Starting in the 16th century, the Safavid, Ottoman and Mughal dynasties transformed carpet weaving -- which until then was a cottage industry based in small villages -- into a fine art and major export to Europe and Asia. Although the patterns on Islamic carpets have no specific meanings, they do reflect a specifically Muslim worldview.
The export of carpets from Iran started in the 16th century, initiated by Shah Abbas as part of an effort to improve the economy and attract European trade. Of the many carpets exported, the most popular was a type known as Polonaise, so called because people originally believed the carpets were made in Poland. Polonaise carpets are known for vegetal motifs -- traditionally called arabesques -- that abstractly represent the Garden of Paradise. Many Polonaise carpets in European collections incorporate the coat of arms of the families that commissioned them into the pattern.

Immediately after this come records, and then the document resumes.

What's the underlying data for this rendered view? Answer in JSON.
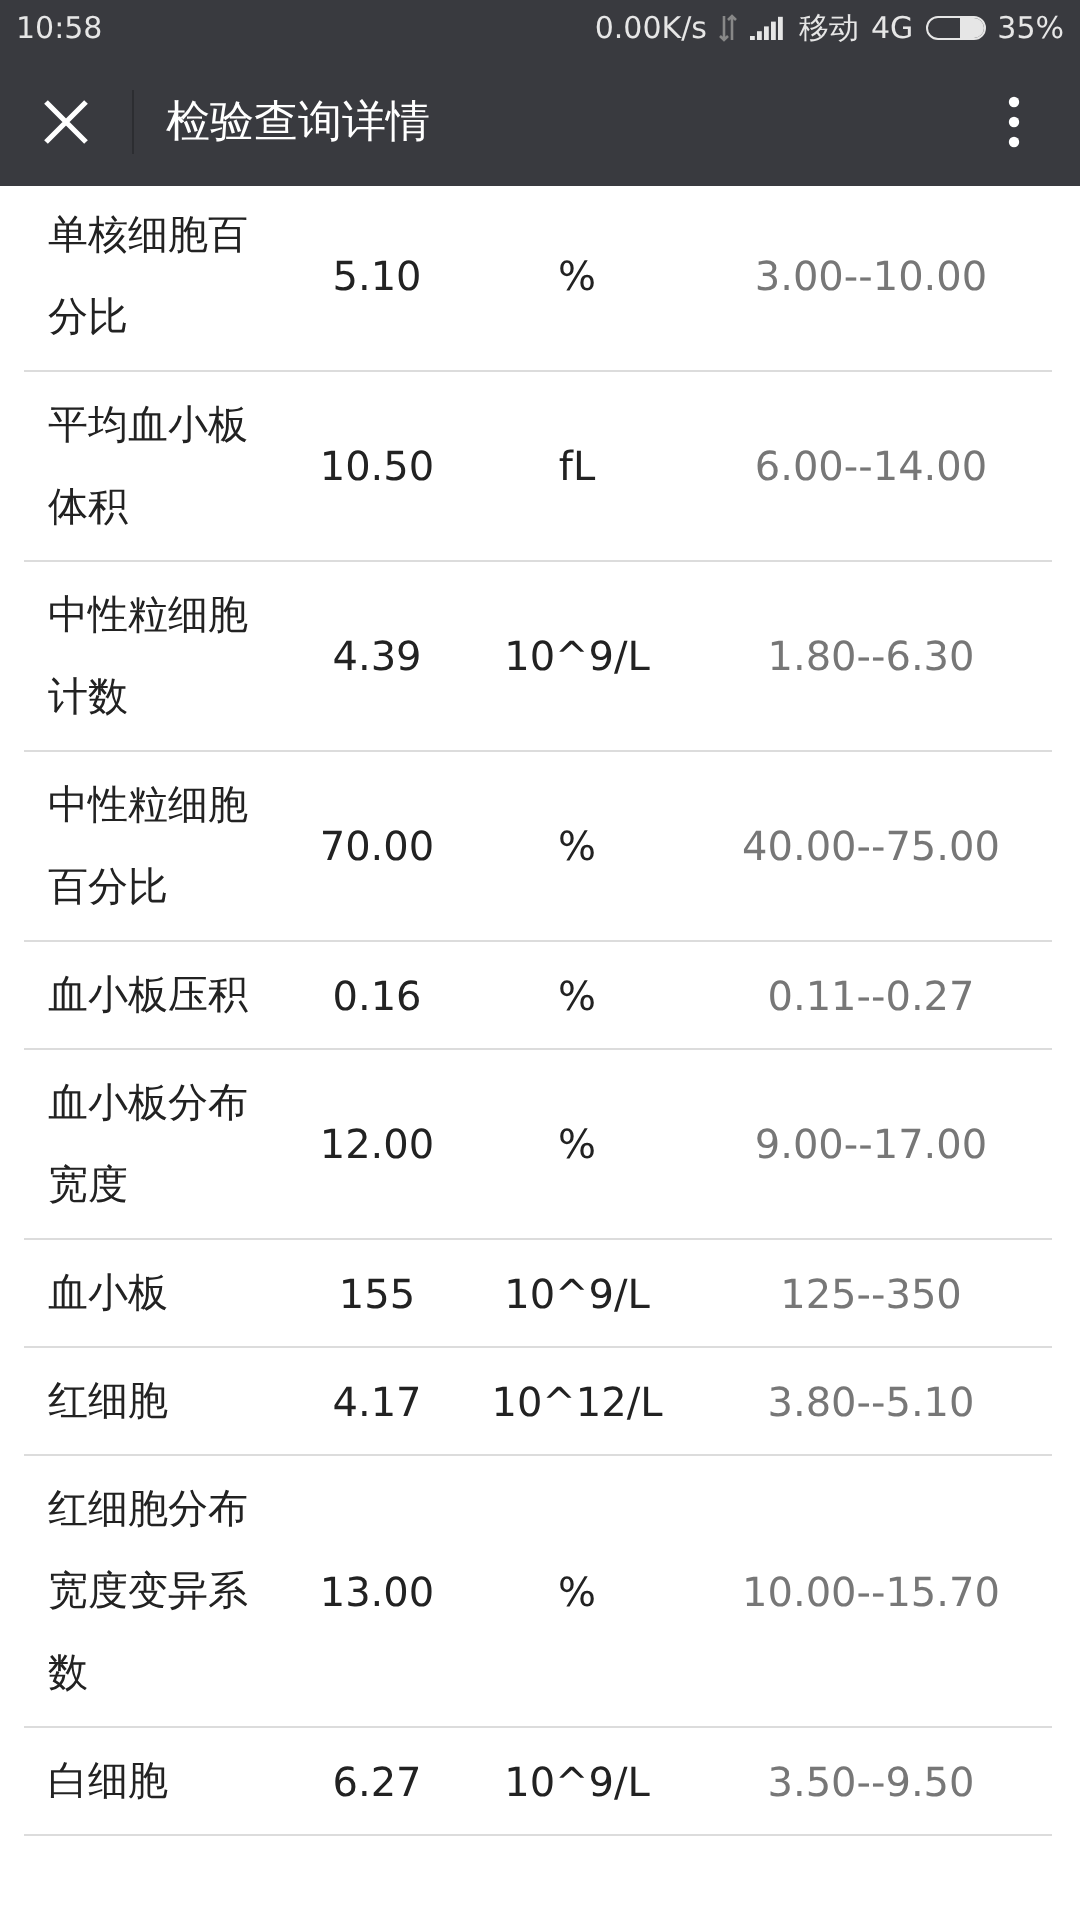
{
  "status_bar": {
    "time": "10:58",
    "speed": "0.00K/s",
    "carrier": "移动",
    "network": "4G",
    "battery": "35%"
  },
  "nav": {
    "title": "检验查询详情"
  },
  "rows": [
    {
      "name": "单核细胞百分比",
      "value": "5.10",
      "unit": "%",
      "range": "3.00--10.00"
    },
    {
      "name": "平均血小板体积",
      "value": "10.50",
      "unit": "fL",
      "range": "6.00--14.00"
    },
    {
      "name": "中性粒细胞计数",
      "value": "4.39",
      "unit": "10^9/L",
      "range": "1.80--6.30"
    },
    {
      "name": "中性粒细胞百分比",
      "value": "70.00",
      "unit": "%",
      "range": "40.00--75.00"
    },
    {
      "name": "血小板压积",
      "value": "0.16",
      "unit": "%",
      "range": "0.11--0.27"
    },
    {
      "name": "血小板分布宽度",
      "value": "12.00",
      "unit": "%",
      "range": "9.00--17.00"
    },
    {
      "name": "血小板",
      "value": "155",
      "unit": "10^9/L",
      "range": "125--350"
    },
    {
      "name": "红细胞",
      "value": "4.17",
      "unit": "10^12/L",
      "range": "3.80--5.10"
    },
    {
      "name": "红细胞分布宽度变异系数",
      "value": "13.00",
      "unit": "%",
      "range": "10.00--15.70"
    },
    {
      "name": "白细胞",
      "value": "6.27",
      "unit": "10^9/L",
      "range": "3.50--9.50"
    }
  ]
}
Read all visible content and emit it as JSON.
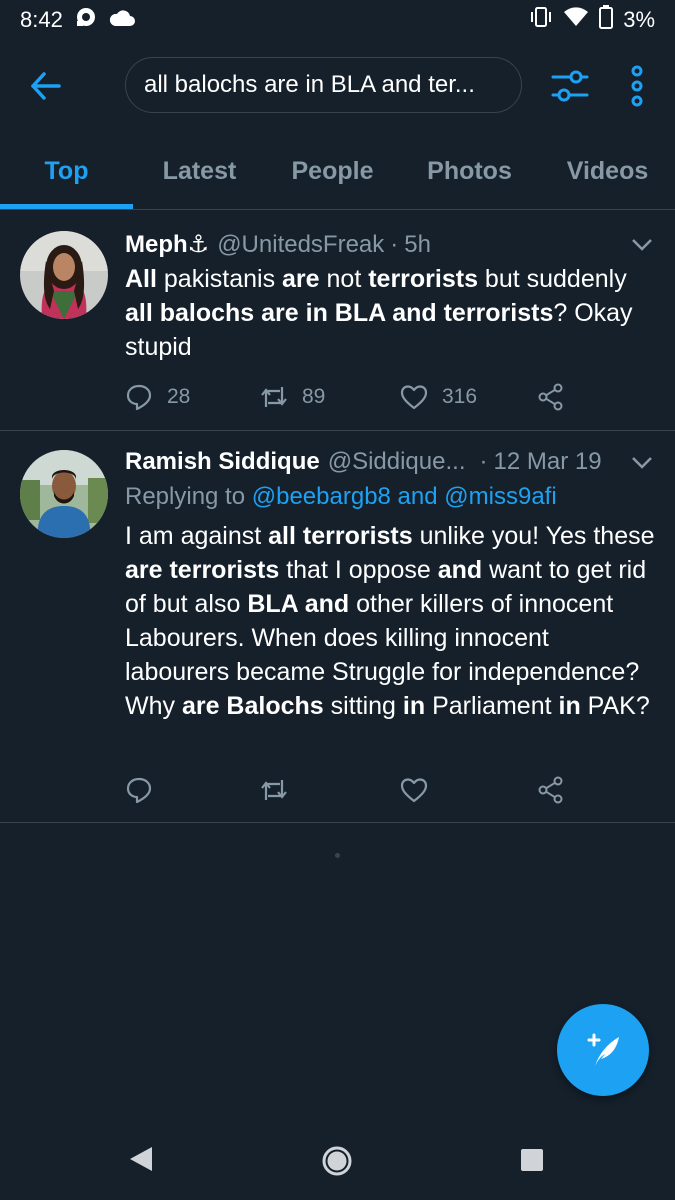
{
  "status_bar": {
    "time": "8:42",
    "battery": "3%",
    "icons": [
      "notification-icon",
      "cloud-icon",
      "vibrate-icon",
      "wifi-icon",
      "battery-icon"
    ]
  },
  "search": {
    "query": "all balochs are in BLA and ter..."
  },
  "tabs": [
    {
      "label": "Top",
      "active": true
    },
    {
      "label": "Latest",
      "active": false
    },
    {
      "label": "People",
      "active": false
    },
    {
      "label": "Photos",
      "active": false
    },
    {
      "label": "Videos",
      "active": false
    }
  ],
  "tweets": [
    {
      "name": "Meph⚓",
      "handle": "@UnitedsFreak",
      "separator": "·",
      "time": "5h",
      "body_segments": [
        {
          "text": "All",
          "bold": true
        },
        {
          "text": " pakistanis ",
          "bold": false
        },
        {
          "text": "are",
          "bold": true
        },
        {
          "text": " not ",
          "bold": false
        },
        {
          "text": "terrorists",
          "bold": true
        },
        {
          "text": " but suddenly ",
          "bold": false
        },
        {
          "text": "all balochs are in BLA and terrorists",
          "bold": true
        },
        {
          "text": "? Okay stupid",
          "bold": false
        }
      ],
      "replies": "28",
      "retweets": "89",
      "likes": "316"
    },
    {
      "name": "Ramish Siddique",
      "handle": "@Siddique...",
      "separator": "·",
      "time": "12 Mar 19",
      "reply_prefix": "Replying to ",
      "reply_user1": "@beebargb8",
      "reply_and": " and ",
      "reply_user2": "@miss9afi",
      "body_segments": [
        {
          "text": "I am against ",
          "bold": false
        },
        {
          "text": "all terrorists",
          "bold": true
        },
        {
          "text": " unlike you! Yes these ",
          "bold": false
        },
        {
          "text": "are terrorists",
          "bold": true
        },
        {
          "text": " that I oppose ",
          "bold": false
        },
        {
          "text": "and",
          "bold": true
        },
        {
          "text": " want to get rid of but also ",
          "bold": false
        },
        {
          "text": "BLA and",
          "bold": true
        },
        {
          "text": " other killers of innocent Labourers. When does killing innocent labourers became Struggle for independence? Why ",
          "bold": false
        },
        {
          "text": "are Balochs",
          "bold": true
        },
        {
          "text": " sitting ",
          "bold": false
        },
        {
          "text": "in",
          "bold": true
        },
        {
          "text": " Parliament ",
          "bold": false
        },
        {
          "text": "in",
          "bold": true
        },
        {
          "text": " PAK?",
          "bold": false
        }
      ]
    }
  ],
  "colors": {
    "background": "#15202b",
    "accent": "#1da1f2",
    "secondary_text": "#8899a6",
    "divider": "#38444d"
  }
}
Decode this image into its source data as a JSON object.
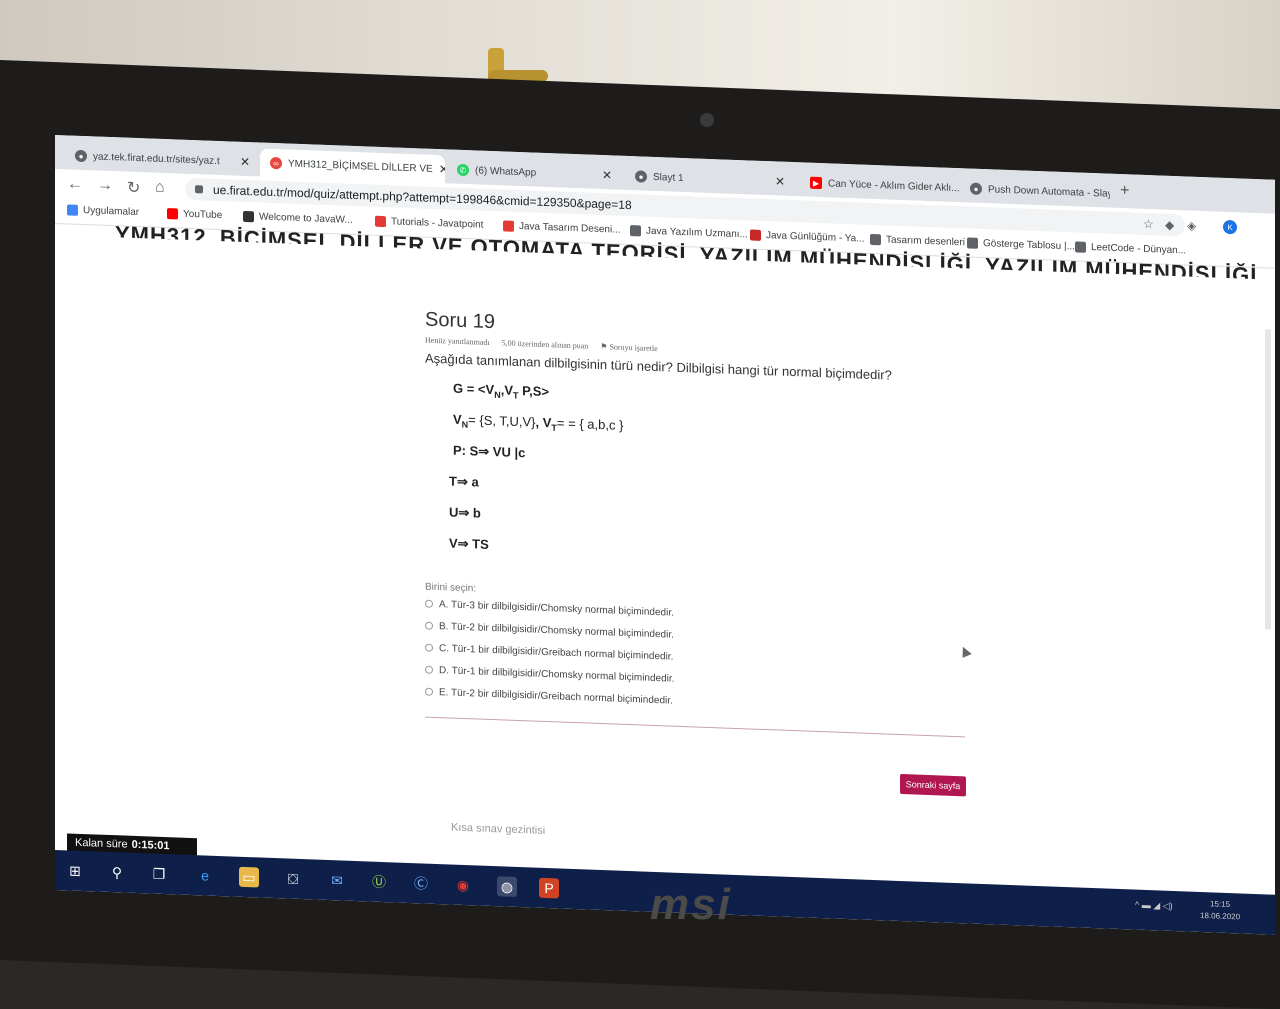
{
  "tabs": [
    {
      "label": "yaz.tek.firat.edu.tr/sites/yaz.t",
      "color": "#5f6368"
    },
    {
      "label": "YMH312_BİÇİMSEL DİLLER VE",
      "color": "#e8453c"
    },
    {
      "label": "(6) WhatsApp",
      "color": "#25d366"
    },
    {
      "label": "Slayt 1",
      "color": "#5f6368"
    },
    {
      "label": "Can Yüce - Aklım Gider Aklı...",
      "color": "#ff0000"
    },
    {
      "label": "Push Down Automata - Slay...",
      "color": "#5f6368"
    }
  ],
  "address_bar": {
    "url": "ue.firat.edu.tr/mod/quiz/attempt.php?attempt=199846&cmid=129350&page=18"
  },
  "bookmarks": [
    {
      "label": "Uygulamalar",
      "color": "#4285f4"
    },
    {
      "label": "YouTube",
      "color": "#ff0000"
    },
    {
      "label": "Welcome to JavaW...",
      "color": "#333333"
    },
    {
      "label": "Tutorials - Javatpoint",
      "color": "#e53935"
    },
    {
      "label": "Java Tasarım Deseni...",
      "color": "#e53935"
    },
    {
      "label": "Java Yazılım Uzmanı...",
      "color": "#5f6368"
    },
    {
      "label": "Java Günlüğüm - Ya...",
      "color": "#c62828"
    },
    {
      "label": "Tasarım desenleri",
      "color": "#5f6368"
    },
    {
      "label": "Gösterge Tablosu |...",
      "color": "#5f6368"
    },
    {
      "label": "LeetCode - Dünyan...",
      "color": "#5f6368"
    }
  ],
  "course_title": "YMH312_BİÇİMSEL DİLLER VE OTOMATA TEORİSİ_YAZILIM MÜHENDİSLİĞİ_YAZILIM MÜHENDİSLİĞİ",
  "question": {
    "title": "Soru 19",
    "status": "Henüz yanıtlanmadı",
    "points": "5,00 üzerinden alınan puan",
    "flag": "Soruyu işaretle",
    "text": "Aşağıda tanımlanan dilbilgisinin türü nedir? Dilbilgisi hangi tür normal biçimdedir?",
    "formula": {
      "g_prefix": "G = <V",
      "g_sub1": "N",
      "g_mid": ",V",
      "g_sub2": "T",
      "g_suffix": " P,S>",
      "vn_prefix": "V",
      "vn_sub": "N",
      "vn_set": "= {S, T,U,V}",
      "vt_prefix": ", V",
      "vt_sub": "T",
      "vt_set": "= = { a,b,c }",
      "p_rule": "P:  S⇒ VU |c",
      "rule_t": "T⇒ a",
      "rule_u": "U⇒ b",
      "rule_v": "V⇒ TS"
    },
    "select_label": "Birini seçin:",
    "options": [
      "A. Tür-3 bir dilbilgisidir/Chomsky normal biçimindedir.",
      "B. Tür-2 bir dilbilgisidir/Chomsky normal biçimindedir.",
      "C. Tür-1 bir dilbilgisidir/Greibach normal biçimindedir.",
      "D. Tür-1 bir dilbilgisidir/Chomsky normal biçimindedir.",
      "E. Tür-2 bir dilbilgisidir/Greibach normal biçimindedir."
    ],
    "next_button": "Sonraki sayfa",
    "quick_nav": "Kısa sınav gezintisi"
  },
  "timer": {
    "label": "Kalan süre",
    "value": "0:15:01"
  },
  "clock": {
    "time": "15:15",
    "date": "18.06.2020"
  },
  "brand": "msi",
  "accent_color": "#b0164f"
}
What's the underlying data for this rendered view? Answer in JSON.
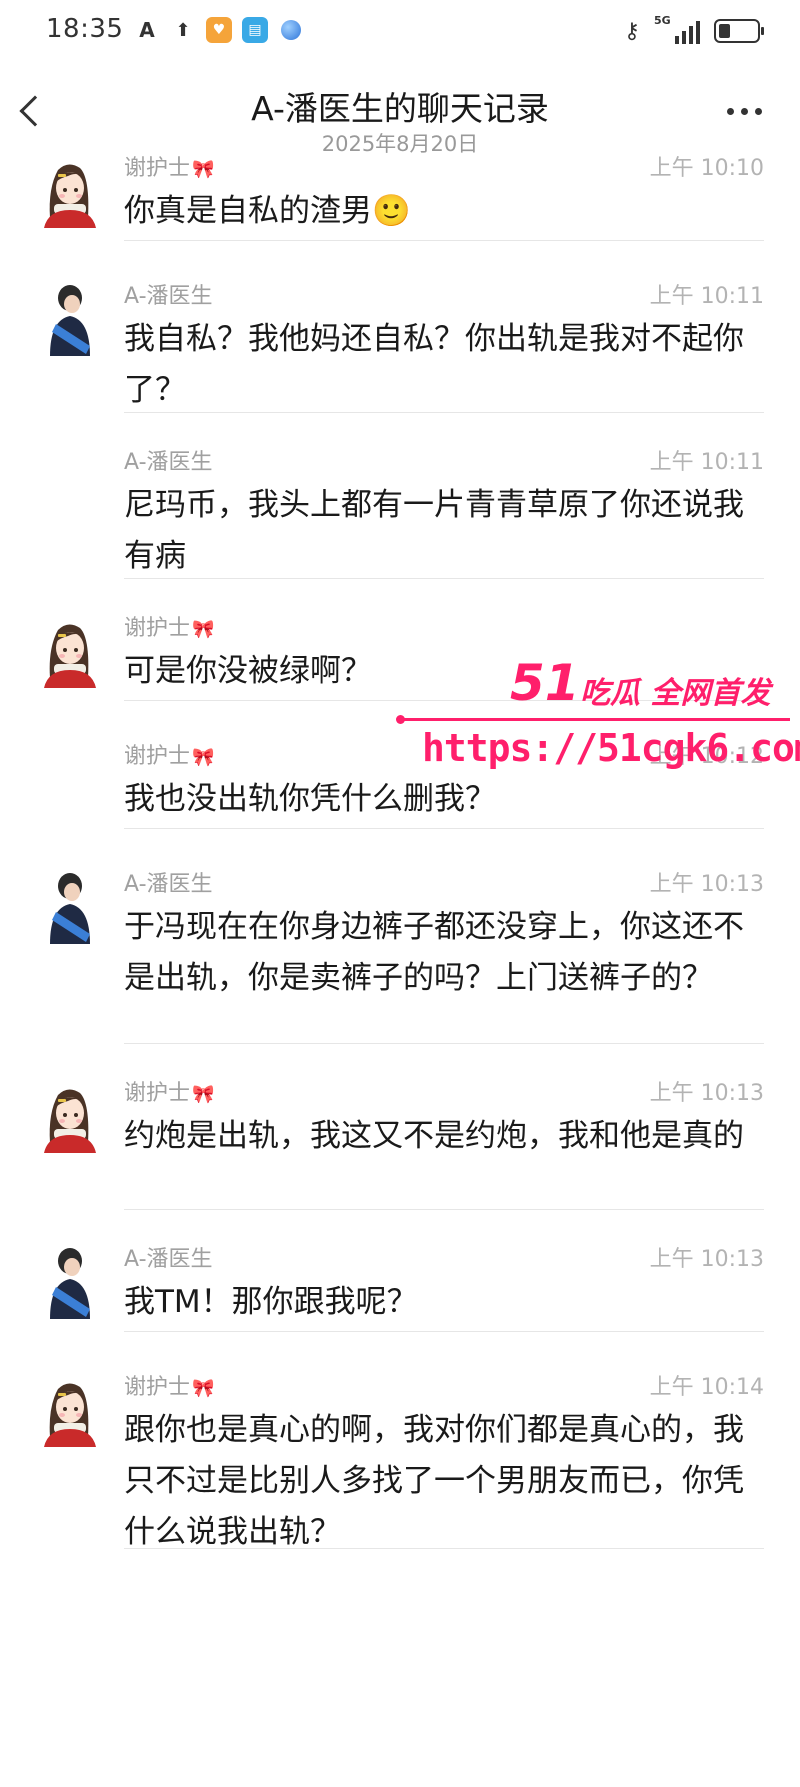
{
  "status": {
    "time": "18:35",
    "network": "5G",
    "battery_level": 0.3
  },
  "header": {
    "title": "A-潘医生的聊天记录",
    "date": "2025年8月20日"
  },
  "icons": {
    "back": "chevron-left-icon",
    "more": "more-icon",
    "bow": "bow-emoji"
  },
  "messages": [
    {
      "sender": "谢护士",
      "time": "上午 10:10",
      "text": "你真是自私的渣男🙂",
      "avatar": "female"
    },
    {
      "sender": "A-潘医生",
      "time": "上午 10:11",
      "text": "我自私？我他妈还自私？你出轨是我对不起你了？",
      "avatar": "male"
    },
    {
      "sender": "A-潘医生",
      "time": "上午 10:11",
      "text": "尼玛币，我头上都有一片青青草原了你还说我有病",
      "avatar": ""
    },
    {
      "sender": "谢护士",
      "time": "",
      "text": "可是你没被绿啊？",
      "avatar": "female"
    },
    {
      "sender": "谢护士",
      "time": "上午 10:12",
      "text": "我也没出轨你凭什么删我？",
      "avatar": ""
    },
    {
      "sender": "A-潘医生",
      "time": "上午 10:13",
      "text": "于冯现在在你身边裤子都还没穿上，你这还不是出轨，你是卖裤子的吗？上门送裤子的？",
      "avatar": "male"
    },
    {
      "sender": "谢护士",
      "time": "上午 10:13",
      "text": "约炮是出轨，我这又不是约炮，我和他是真的",
      "avatar": "female"
    },
    {
      "sender": "A-潘医生",
      "time": "上午 10:13",
      "text": "我TM！那你跟我呢？",
      "avatar": "male"
    },
    {
      "sender": "谢护士",
      "time": "上午 10:14",
      "text": "跟你也是真心的啊，我对你们都是真心的，我只不过是比别人多找了一个男朋友而已，你凭什么说我出轨？",
      "avatar": "female"
    }
  ],
  "watermark": {
    "brand": "51",
    "tagline": "吃瓜 全网首发",
    "url": "https://51cgk6.com"
  }
}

Traditionally, Turkish carpets depicted animals and had complex geometric patterns. After Ottoman conquests in Persia and Egypt, however, carpet patterns altered to incorporate other designs and traditions. Ushak medallion carpets, for instance, take nomadic tribe designs and combine them with a field of arabesques that, from a distance, imitate a spots-and-stripes geometric pattern. There is also typically a faux-kufic script framing the edge of the carpet, and a central medallion. This type of pattern appears on illuminated manuscripts and tiles as well.
Before the rule of Akbar, very few carpets were made in India, and those that were imitated the Persian style. Starting in the 17th century, however, the Mughal court became fascinated with European engravings and illustrations, which spawned a unique style. The vegetal motifs on these carpets -- which previously were simply generalized vines or palmettes -- became very naturalistic and complex. Mughal prayer rug makers, meanwhile, innovated the use of a mille-fleur design to create the sense of a walled garden.
Meaning of Patterns in Islamic Art
Patterns in Islamic art generally don't have iconographical meaning, but rather a more philosophical one. Patterned motifs are employed to bring beauty and harmony into the world, and reflect both God's, or Allah's, unity and diversity. Patterns are perfect expressions of this worldview because of their symmetry, which reflects cosmic equilibrium, the purity of numbers and harmony. According to the "Pattern in Islamic Art" website, patterns are used to highlight the impermanence of earthly objects in the face of the order of heaven.